How effective is text searching? How often will your reader use the same word as your content authors for some object, product, service? Survey says: 10 to 20%!*

So the next time you insert a search box on a webpage, you or your client may be missing 80 to 90% of the potential readers or customers. Ouch!

Unlike the imaginary world of universal and unique identifiers, the odds of users choosing the same words has been established by actual research.

The data sets were:

  • verbs used to describe text-editing operations
  • descriptions of common objects, similar to PASSWORD ™ game
  • superordinate category names for swap-and-sale listings
  • main-course cooking recipes

There are a number of interesting aspects to the study that I will cover in future posts but the article offers the following assessment of text searching:

We found that random pairs of people use the same word for an object only 10 to 20 percent of the time.

This research is relevant to all information retrieval systems. Online stores, library catalogs, whether you are searching simple text, RDF or even topic maps. Ask yourself or your users: Is a 10% success rate really enough?

(There ways to improve that 10% score. More on those to follow.)

*Furnas, G. W., Landauer, T. K., Gomez, L. M., Dumais, S. T., (1983) “Statistical semantics: Analysis of the potential performance of keyword information access systems.” Bell System Technical Journal, 62, 1753-1806. Reprinted in: Thomas, J.C., and Schneider, M.L, eds. (1984) Human Factors in Computer Systems. Norwood, New Jersey: Ablex Publishing Corp., 187-242.

Size Really Does Matter…

Tuesday, March 16th, 2010

…when you are evaluating the effectiveness of full-text searching. Twenty-five years Blair and Maron, An evaluation of retrieval effectiveness for a full-text document-retrieval system, established that size effects the predicted usefulness of full text searching.

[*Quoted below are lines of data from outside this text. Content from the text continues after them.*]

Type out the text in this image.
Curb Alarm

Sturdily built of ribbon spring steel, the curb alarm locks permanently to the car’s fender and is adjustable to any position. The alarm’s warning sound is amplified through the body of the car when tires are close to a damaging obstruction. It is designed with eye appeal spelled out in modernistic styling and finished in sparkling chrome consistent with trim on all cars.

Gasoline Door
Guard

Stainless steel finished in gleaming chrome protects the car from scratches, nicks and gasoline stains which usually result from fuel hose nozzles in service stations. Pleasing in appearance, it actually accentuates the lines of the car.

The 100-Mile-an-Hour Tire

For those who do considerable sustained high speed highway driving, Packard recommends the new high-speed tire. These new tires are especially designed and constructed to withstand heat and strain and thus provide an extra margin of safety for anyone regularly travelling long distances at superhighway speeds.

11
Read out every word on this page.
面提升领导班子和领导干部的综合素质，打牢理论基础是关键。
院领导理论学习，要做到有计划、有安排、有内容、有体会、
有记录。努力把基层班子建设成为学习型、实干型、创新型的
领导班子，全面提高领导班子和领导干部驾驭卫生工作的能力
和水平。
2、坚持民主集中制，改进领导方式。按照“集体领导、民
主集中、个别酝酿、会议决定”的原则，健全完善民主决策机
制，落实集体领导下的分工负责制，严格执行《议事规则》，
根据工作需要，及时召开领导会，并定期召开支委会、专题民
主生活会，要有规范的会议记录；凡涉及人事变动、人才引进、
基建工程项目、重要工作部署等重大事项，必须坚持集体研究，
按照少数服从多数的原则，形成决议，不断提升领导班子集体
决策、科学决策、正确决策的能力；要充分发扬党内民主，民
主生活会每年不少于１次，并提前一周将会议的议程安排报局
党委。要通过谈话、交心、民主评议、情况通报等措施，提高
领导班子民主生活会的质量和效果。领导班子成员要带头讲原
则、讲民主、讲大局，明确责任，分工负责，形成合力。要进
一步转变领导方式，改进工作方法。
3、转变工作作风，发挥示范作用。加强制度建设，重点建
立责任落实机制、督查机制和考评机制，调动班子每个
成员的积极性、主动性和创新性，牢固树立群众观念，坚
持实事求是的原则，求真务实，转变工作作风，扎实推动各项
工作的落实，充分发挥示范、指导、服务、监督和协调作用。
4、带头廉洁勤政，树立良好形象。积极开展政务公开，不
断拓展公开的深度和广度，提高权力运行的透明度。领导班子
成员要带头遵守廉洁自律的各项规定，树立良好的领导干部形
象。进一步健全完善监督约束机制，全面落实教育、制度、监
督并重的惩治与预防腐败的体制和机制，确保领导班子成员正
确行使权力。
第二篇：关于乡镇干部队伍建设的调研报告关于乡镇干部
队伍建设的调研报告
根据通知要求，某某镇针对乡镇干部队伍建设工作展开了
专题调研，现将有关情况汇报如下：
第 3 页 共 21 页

Blair and Maron used a then state of the art litigation support database containing 40,000 documents for a total of approximately 350,000 pages. Their results differ significantly from earlier, optimistic reports concerning full-text search retrieval. The earlier reports were based on sets of less than 750 documents.

The lawyers using the system, thought they were obtaining at a minimum, 75% of the relevant documents. The participants were astonished to learn they were recovering only 20% of the relevant documents.

One of the reasons cited by Blair and Maron merits quoting:

The belief in the predictability of words and phrases that may be used to discuss a particular subject is a difficult prejudice to overcome….Stated succinctly, is is impossibly difficult for users to predict the exact word, word combinations, and phrases that are used by all (or most) relevant documents and only (or primarily) by those documents….(emphasis in original, page 295)

That sounds to me like users using different ways to talk about the same subjects.

Topic maps won’t help users to predict the “exact word, word combinations, and phrases.” However, they can be used to record mappings into document collections,that collect up the “exact word, word combinations, and phrases” used in relevant documents.

Topic maps can used like the maps of early explorers that become more precise with each new expedition.